Good martial art mats are an essential item for people training in the grappling or throwing arts because a good set of mats will help prevent them from injuring themselves when they are training.



Types of Mats:



Standard Mats: This type of mat is similar to what you would find in high school gymnasiums. They are usually square or rectangular in shape and have a foam core with a vinyl covering. The vinyl covering can come with a Tatami pattern which helps to prevent the mat from slipping as well as users from slipping on the mat. (The use of the term Tatami in this case should not be confused with traditional Japanese Tatami mats which are made of woven straw and traditionally packed with straw).  These martial art mats usually need a frame to fix them in place. This makes them more appropriate as permanent floor coverings for training areas.



Jigsaw Mats: Also known as puzzle mats, jigsaw mats are probably the most common type of martial art mat. They are portable and are very easy to set up. Their interlocking, jigsaw-shaped edges ensure that the mats stay locked together and thus do not require any further framing to secure the mats. When choosing a jigsaw style martial art mat recommend they  find one that has strong interlocking edges. Mats that are made of weaker foam can have very flimsy edges which can result in the mats coming apart during training. This can be annoying and can lead to injury.



Roll out mats: This form of mat is similar to the standard mats except they are slightly thinner and have the capacity to be rolled up to save space. Some companies offer custom sizes to accommodate training areas in the home or martial arts academy.



General Considerations for All Types of Mats:



Firmness: Mats vary greatly in terms of firmness. Softer mats can slow down your mobility by "giving" too much under your feet. Harder mats can increase the chances of injury. Choose a level of firmness that suits your training needs.

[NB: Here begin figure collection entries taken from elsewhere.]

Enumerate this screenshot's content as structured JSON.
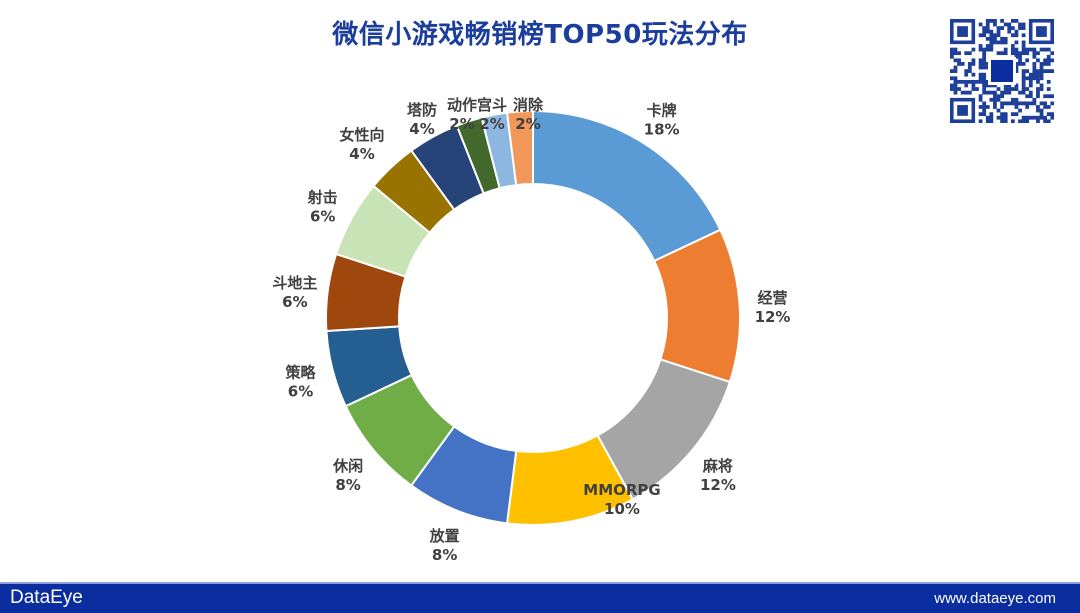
{
  "chart_data": {
    "type": "pie",
    "donut": true,
    "title": "微信小游戏畅销榜TOP50玩法分布",
    "categories": [
      "卡牌",
      "经营",
      "麻将",
      "MMORPG",
      "放置",
      "休闲",
      "策略",
      "斗地主",
      "射击",
      "女性向",
      "塔防",
      "动作",
      "宫斗",
      "消除"
    ],
    "values": [
      18,
      12,
      12,
      10,
      8,
      8,
      6,
      6,
      6,
      4,
      4,
      2,
      2,
      2
    ],
    "value_labels": [
      "18%",
      "12%",
      "12%",
      "10%",
      "8%",
      "8%",
      "6%",
      "6%",
      "6%",
      "4%",
      "4%",
      "2%",
      "2%",
      "2%"
    ],
    "colors": [
      "#5b9bd5",
      "#ed7d31",
      "#a5a5a5",
      "#ffc000",
      "#4472c4",
      "#70ad47",
      "#255e91",
      "#9e480e",
      "#c8e3b6",
      "#997300",
      "#264478",
      "#43682b",
      "#8db6e0",
      "#f1975a"
    ],
    "legend": "none"
  },
  "footer": {
    "brand": "DataEye",
    "website": "www.dataeye.com"
  },
  "qr_icon": "qr-code-icon"
}
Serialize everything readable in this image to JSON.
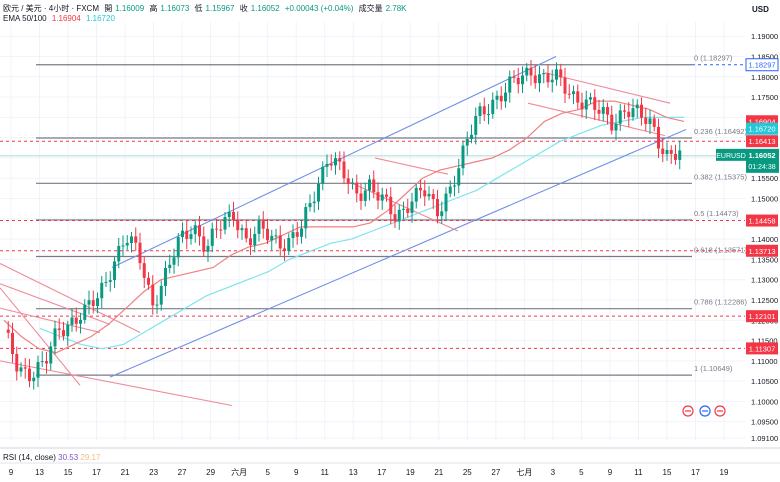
{
  "legend": {
    "symbol": "欧元 / 美元 · 4小时 · FXCM",
    "open_label": "開",
    "open": "1.16009",
    "high_label": "高",
    "high": "1.16073",
    "low_label": "低",
    "low": "1.15967",
    "close_label": "收",
    "close": "1.16052",
    "change": "+0.00043 (+0.04%)",
    "volume_label": "成交量",
    "volume": "2.78K",
    "ema_label": "EMA 50/100",
    "ema_fast": "1.16904",
    "ema_slow": "1.16720"
  },
  "currency": "USD",
  "rsi": {
    "label": "RSI (14, close)",
    "value": "30.53",
    "ma": "29.17"
  },
  "chart_data": {
    "type": "candlestick",
    "symbol": "EURUSD",
    "ylim": [
      1.0905,
      1.1935
    ],
    "y_ticks": [
      "1.19000",
      "1.18500",
      "1.18000",
      "1.17500",
      "1.17000",
      "1.16500",
      "1.16000",
      "1.15500",
      "1.15000",
      "1.14500",
      "1.14000",
      "1.13500",
      "1.13000",
      "1.12500",
      "1.12000",
      "1.11500",
      "1.11000",
      "1.10500",
      "1.10000",
      "1.09500",
      "1.09100"
    ],
    "x_ticks": [
      "9",
      "13",
      "15",
      "17",
      "21",
      "23",
      "27",
      "29",
      "六月",
      "5",
      "9",
      "11",
      "13",
      "17",
      "19",
      "21",
      "25",
      "27",
      "七月",
      "3",
      "5",
      "9",
      "11",
      "15",
      "17",
      "19"
    ],
    "anchor_prices": [
      1.1165,
      1.109,
      1.107,
      1.1085,
      1.118,
      1.12,
      1.1215,
      1.126,
      1.134,
      1.14,
      1.136,
      1.1245,
      1.131,
      1.1395,
      1.144,
      1.1375,
      1.143,
      1.147,
      1.139,
      1.142,
      1.1405,
      1.139,
      1.142,
      1.152,
      1.161,
      1.156,
      1.151,
      1.154,
      1.149,
      1.145,
      1.15,
      1.152,
      1.146,
      1.153,
      1.161,
      1.17,
      1.174,
      1.176,
      1.179,
      1.182,
      1.1795,
      1.179,
      1.176,
      1.174,
      1.171,
      1.169,
      1.1725,
      1.17,
      1.168,
      1.161,
      1.1605
    ],
    "ema_fast": [
      1.12,
      1.116,
      1.113,
      1.112,
      1.114,
      1.116,
      1.119,
      1.123,
      1.127,
      1.13,
      1.131,
      1.132,
      1.133,
      1.136,
      1.138,
      1.139,
      1.141,
      1.143,
      1.143,
      1.143,
      1.143,
      1.144,
      1.147,
      1.151,
      1.155,
      1.157,
      1.158,
      1.159,
      1.16,
      1.162,
      1.165,
      1.169,
      1.171,
      1.172,
      1.174,
      1.174,
      1.173,
      1.172,
      1.17,
      1.169
    ],
    "ema_slow": [
      1.118,
      1.116,
      1.114,
      1.113,
      1.114,
      1.117,
      1.12,
      1.123,
      1.126,
      1.128,
      1.13,
      1.132,
      1.135,
      1.137,
      1.139,
      1.14,
      1.142,
      1.144,
      1.146,
      1.148,
      1.15,
      1.152,
      1.155,
      1.158,
      1.161,
      1.164,
      1.166,
      1.168,
      1.169,
      1.17,
      1.17,
      1.17
    ],
    "fibonacci": [
      {
        "label": "0 (1.18297)",
        "price": 1.18297
      },
      {
        "label": "0.236 (1.16492)",
        "price": 1.16492
      },
      {
        "label": "0.382 (1.15375)",
        "price": 1.15375
      },
      {
        "label": "0.5 (1.14473)",
        "price": 1.14473
      },
      {
        "label": "0.618 (1.13571)",
        "price": 1.13571
      },
      {
        "label": "0.786 (1.12286)",
        "price": 1.12286
      },
      {
        "label": "1 (1.10649)",
        "price": 1.10649
      }
    ],
    "horizontal_levels": [
      {
        "price": 1.18297,
        "color": "#2962ff"
      },
      {
        "price": 1.16413,
        "color": "#f23645"
      },
      {
        "price": 1.14458,
        "color": "#f23645"
      },
      {
        "price": 1.13713,
        "color": "#f23645"
      },
      {
        "price": 1.12101,
        "color": "#f23645"
      },
      {
        "price": 1.11307,
        "color": "#f23645"
      }
    ],
    "price_labels": [
      {
        "text": "1.18297",
        "price": 1.18297,
        "color": "#2962ff",
        "outline": true
      },
      {
        "text": "1.16904",
        "price": 1.16904,
        "color": "#f23645"
      },
      {
        "text": "1.16720",
        "price": 1.1672,
        "color": "#22c7d9"
      },
      {
        "text": "1.16413",
        "price": 1.16413,
        "color": "#f23645"
      },
      {
        "text": "1.14458",
        "price": 1.14458,
        "color": "#f23645"
      },
      {
        "text": "1.13713",
        "price": 1.13713,
        "color": "#f23645"
      },
      {
        "text": "1.12101",
        "price": 1.12101,
        "color": "#f23645"
      },
      {
        "text": "1.11307",
        "price": 1.11307,
        "color": "#f23645"
      }
    ],
    "current": {
      "symbol": "EURUSD",
      "price": "1.16052",
      "countdown": "01:24:38",
      "value": 1.16052,
      "color": "#089981"
    },
    "colors": {
      "up": "#089981",
      "down": "#f23645",
      "channel": "#6f8fe8",
      "resistance": "#f08a98",
      "fib": "#787b86",
      "ema_fast": "#f08080",
      "ema_slow": "#7fe3ee"
    }
  }
}
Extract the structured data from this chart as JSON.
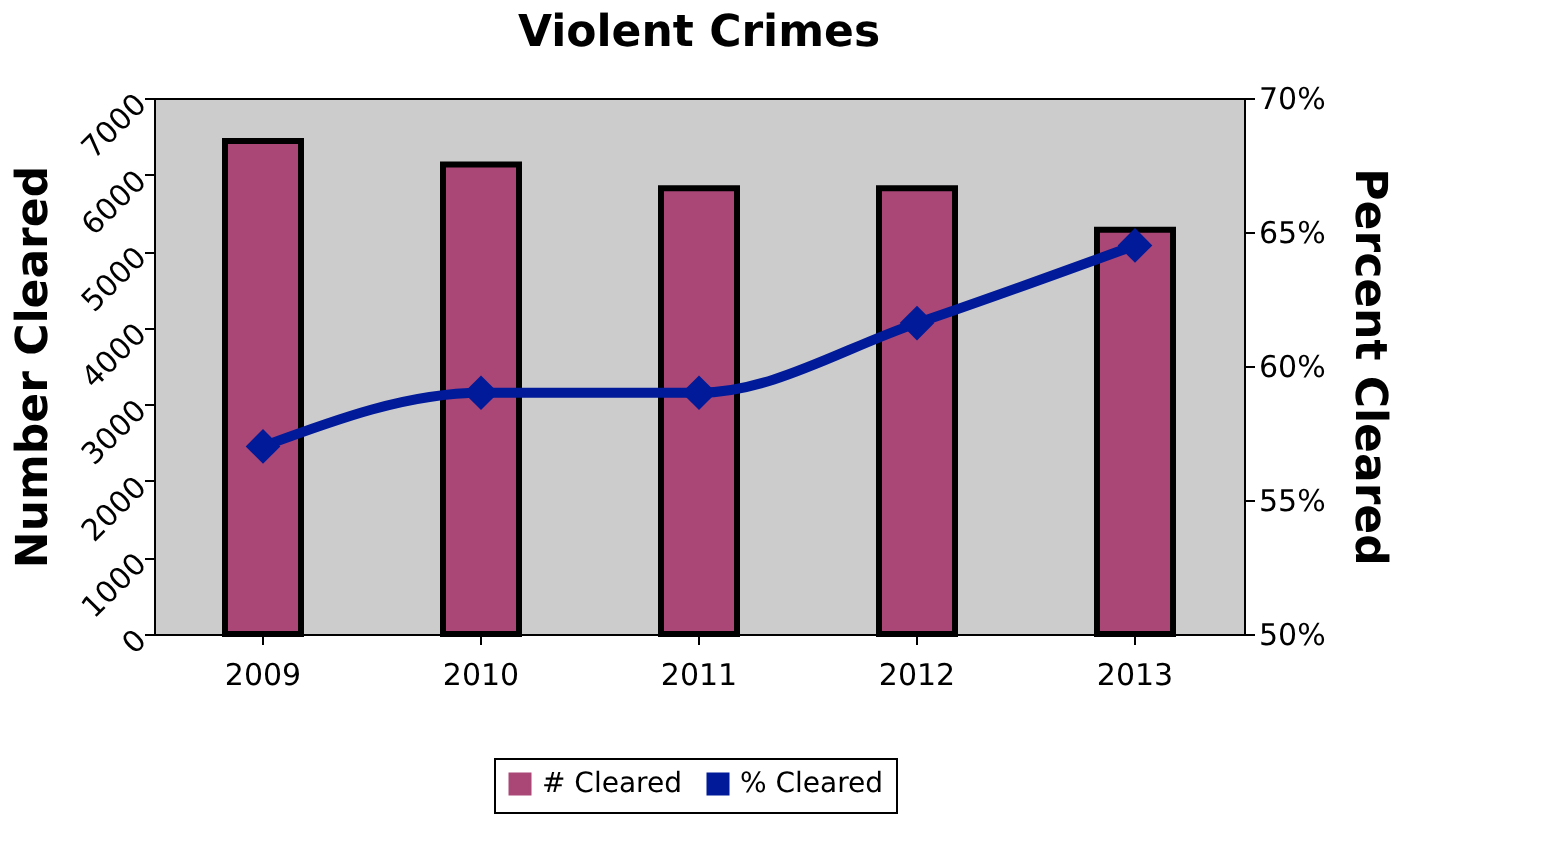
{
  "chart_data": {
    "type": "bar",
    "title": "Violent Crimes",
    "ylabel": "Number Cleared",
    "y2label": "Percent Cleared",
    "categories": [
      "2009",
      "2010",
      "2011",
      "2012",
      "2013"
    ],
    "series": [
      {
        "name": "# Cleared",
        "color": "#aa4777",
        "values": [
          6440,
          6130,
          5820,
          5820,
          5280
        ]
      },
      {
        "name": "% Cleared",
        "type": "line",
        "axis": "y2",
        "color": "#001a99",
        "marker": "diamond",
        "line_style": "solid",
        "values": [
          57.0,
          59.0,
          59.0,
          61.6,
          64.5
        ]
      }
    ],
    "ylim": [
      0,
      7000
    ],
    "yticks": [
      0,
      1000,
      2000,
      3000,
      4000,
      5000,
      6000,
      7000
    ],
    "y2lim": [
      50,
      70
    ],
    "y2ticks": [
      {
        "value": 50,
        "label": "50%"
      },
      {
        "value": 55,
        "label": "55%"
      },
      {
        "value": 60,
        "label": "60%"
      },
      {
        "value": 65,
        "label": "65%"
      },
      {
        "value": 70,
        "label": "70%"
      }
    ],
    "grid": false,
    "legend": "bottom"
  }
}
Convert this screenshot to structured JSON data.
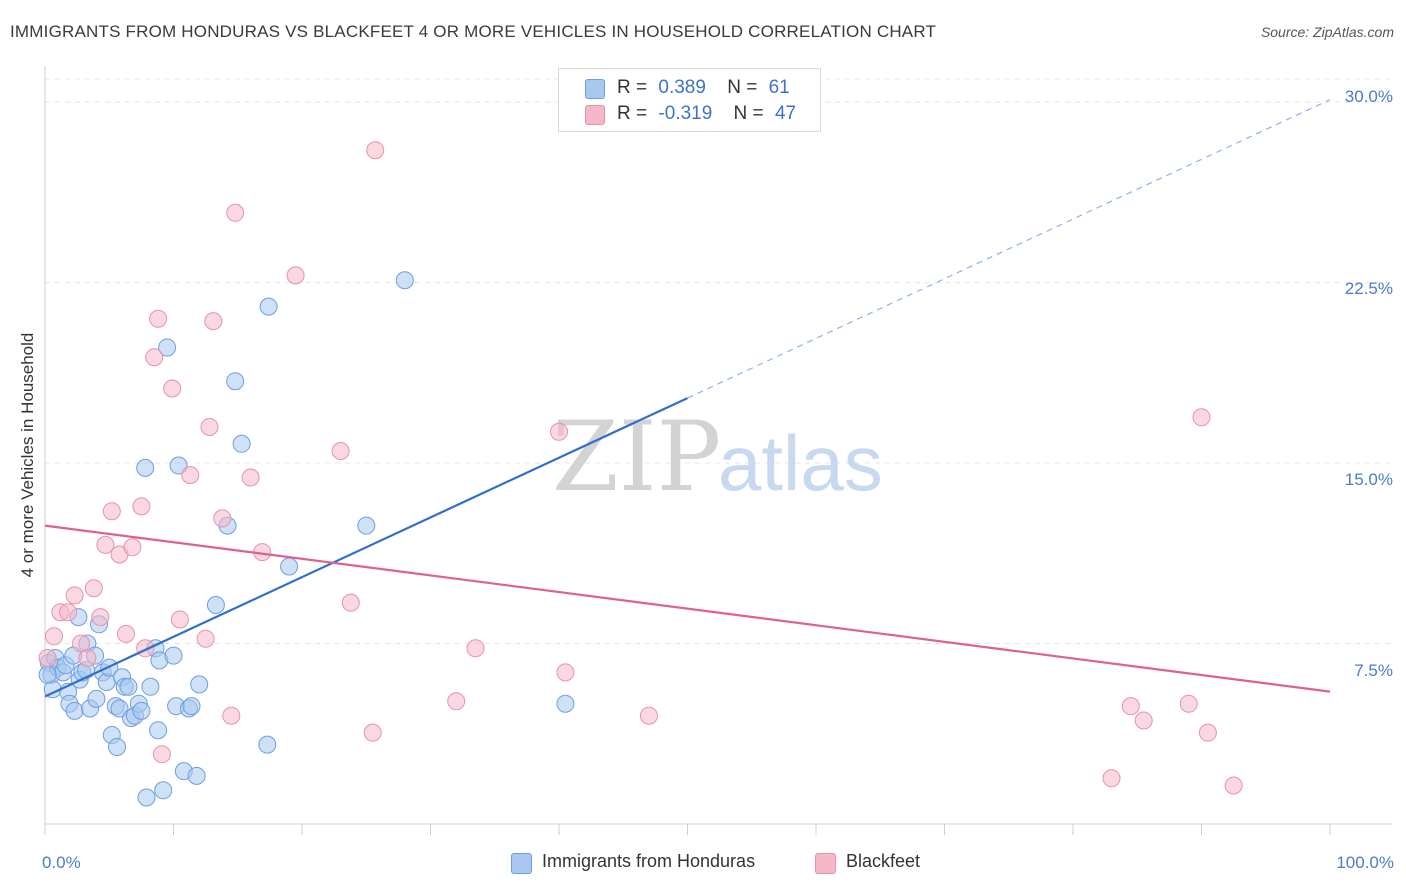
{
  "header": {
    "title": "IMMIGRANTS FROM HONDURAS VS BLACKFEET 4 OR MORE VEHICLES IN HOUSEHOLD CORRELATION CHART",
    "source": "Source: ZipAtlas.com"
  },
  "watermark": {
    "zip": "ZIP",
    "atlas": "atlas"
  },
  "legend": {
    "rows": [
      {
        "r_label": "R =",
        "r_value": "0.389",
        "n_label": "N =",
        "n_value": "61",
        "color": "#a8c8ef"
      },
      {
        "r_label": "R =",
        "r_value": "-0.319",
        "n_label": "N =",
        "n_value": "47",
        "color": "#f6b8c8"
      }
    ],
    "bottom": [
      {
        "label": "Immigrants from Honduras",
        "color": "#a8c8ef"
      },
      {
        "label": "Blackfeet",
        "color": "#f6b8c8"
      }
    ]
  },
  "chart_data": {
    "type": "scatter",
    "title": "IMMIGRANTS FROM HONDURAS VS BLACKFEET 4 OR MORE VEHICLES IN HOUSEHOLD CORRELATION CHART",
    "xlabel": "",
    "ylabel": "4 or more Vehicles in Household",
    "xlim": [
      0,
      100
    ],
    "ylim": [
      0,
      31.5
    ],
    "x_tick_labels": [
      "0.0%",
      "100.0%"
    ],
    "y_ticks": [
      7.5,
      15.0,
      22.5,
      30.0
    ],
    "y_tick_labels": [
      "7.5%",
      "15.0%",
      "22.5%",
      "30.0%"
    ],
    "series": [
      {
        "name": "Immigrants from Honduras",
        "color": "#a8c8ef",
        "stroke": "#6d9fe0",
        "trend_color": "#2e6fcb",
        "trend": {
          "x0": 0,
          "y0": 5.3,
          "x1": 50,
          "y1": 17.7,
          "dashed_to_x": 100,
          "dashed_to_y": 30.1
        },
        "points": [
          [
            0.3,
            6.7
          ],
          [
            0.5,
            6.2
          ],
          [
            0.6,
            5.6
          ],
          [
            0.8,
            6.9
          ],
          [
            1.0,
            6.5
          ],
          [
            1.4,
            6.3
          ],
          [
            1.6,
            6.6
          ],
          [
            1.8,
            5.5
          ],
          [
            1.9,
            5.0
          ],
          [
            2.2,
            7.0
          ],
          [
            2.3,
            4.7
          ],
          [
            2.6,
            8.6
          ],
          [
            2.7,
            6.0
          ],
          [
            2.9,
            6.3
          ],
          [
            3.2,
            6.4
          ],
          [
            3.3,
            7.5
          ],
          [
            3.5,
            4.8
          ],
          [
            3.9,
            7.0
          ],
          [
            4.0,
            5.2
          ],
          [
            4.2,
            8.3
          ],
          [
            4.5,
            6.3
          ],
          [
            4.8,
            5.9
          ],
          [
            5.0,
            6.5
          ],
          [
            5.2,
            3.7
          ],
          [
            5.5,
            4.9
          ],
          [
            5.6,
            3.2
          ],
          [
            5.8,
            4.8
          ],
          [
            6.0,
            6.1
          ],
          [
            6.2,
            5.7
          ],
          [
            6.5,
            5.7
          ],
          [
            6.7,
            4.4
          ],
          [
            7.0,
            4.5
          ],
          [
            7.3,
            5.0
          ],
          [
            7.5,
            4.7
          ],
          [
            7.8,
            14.8
          ],
          [
            7.9,
            1.1
          ],
          [
            8.2,
            5.7
          ],
          [
            8.6,
            7.3
          ],
          [
            8.8,
            3.9
          ],
          [
            8.9,
            6.8
          ],
          [
            9.2,
            1.4
          ],
          [
            9.5,
            19.8
          ],
          [
            10.0,
            7.0
          ],
          [
            10.2,
            4.9
          ],
          [
            10.4,
            14.9
          ],
          [
            10.8,
            2.2
          ],
          [
            11.2,
            4.8
          ],
          [
            11.4,
            4.9
          ],
          [
            11.8,
            2.0
          ],
          [
            12.0,
            5.8
          ],
          [
            13.3,
            9.1
          ],
          [
            14.2,
            12.4
          ],
          [
            14.8,
            18.4
          ],
          [
            15.3,
            15.8
          ],
          [
            17.3,
            3.3
          ],
          [
            17.4,
            21.5
          ],
          [
            19.0,
            10.7
          ],
          [
            25.0,
            12.4
          ],
          [
            28.0,
            22.6
          ],
          [
            40.5,
            5.0
          ],
          [
            0.2,
            6.2
          ]
        ]
      },
      {
        "name": "Blackfeet",
        "color": "#f6b8c8",
        "stroke": "#e892aa",
        "trend_color": "#e06090",
        "trend": {
          "x0": 0,
          "y0": 12.4,
          "x1": 100,
          "y1": 5.5
        },
        "points": [
          [
            0.2,
            6.9
          ],
          [
            0.7,
            7.8
          ],
          [
            1.2,
            8.8
          ],
          [
            1.8,
            8.8
          ],
          [
            2.3,
            9.5
          ],
          [
            2.8,
            7.5
          ],
          [
            3.3,
            6.9
          ],
          [
            3.8,
            9.8
          ],
          [
            4.3,
            8.6
          ],
          [
            4.7,
            11.6
          ],
          [
            5.2,
            13.0
          ],
          [
            5.8,
            11.2
          ],
          [
            6.3,
            7.9
          ],
          [
            6.8,
            11.5
          ],
          [
            7.5,
            13.2
          ],
          [
            7.8,
            7.3
          ],
          [
            8.5,
            19.4
          ],
          [
            8.8,
            21.0
          ],
          [
            9.1,
            2.9
          ],
          [
            9.9,
            18.1
          ],
          [
            10.5,
            8.5
          ],
          [
            11.3,
            14.5
          ],
          [
            12.5,
            7.7
          ],
          [
            12.8,
            16.5
          ],
          [
            13.1,
            20.9
          ],
          [
            13.8,
            12.7
          ],
          [
            14.5,
            4.5
          ],
          [
            14.8,
            25.4
          ],
          [
            16.0,
            14.4
          ],
          [
            16.9,
            11.3
          ],
          [
            19.5,
            22.8
          ],
          [
            23.0,
            15.5
          ],
          [
            23.8,
            9.2
          ],
          [
            25.5,
            3.8
          ],
          [
            25.7,
            28.0
          ],
          [
            32.0,
            5.1
          ],
          [
            33.5,
            7.3
          ],
          [
            40.0,
            16.3
          ],
          [
            40.5,
            6.3
          ],
          [
            47.0,
            4.5
          ],
          [
            83.0,
            1.9
          ],
          [
            84.5,
            4.9
          ],
          [
            85.5,
            4.3
          ],
          [
            90.0,
            16.9
          ],
          [
            89.0,
            5.0
          ],
          [
            90.5,
            3.8
          ],
          [
            92.5,
            1.6
          ]
        ]
      }
    ]
  }
}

Non-slip surface: Make sure the mat sits securely on the surface that you intend for it to be on. Also, the training surface should not be too slippery as to predispose you to injury.



Non-grazing surface: Check to make sure that the surface of the mat will not give you unwanted scratches or grazes.



Hygiene: The martial arts mat should be able to be cleaned easily. As you will most likely be sweating on the mat this is a very important consideration. Some mat suppliers offer specialized cleaning products for their mats.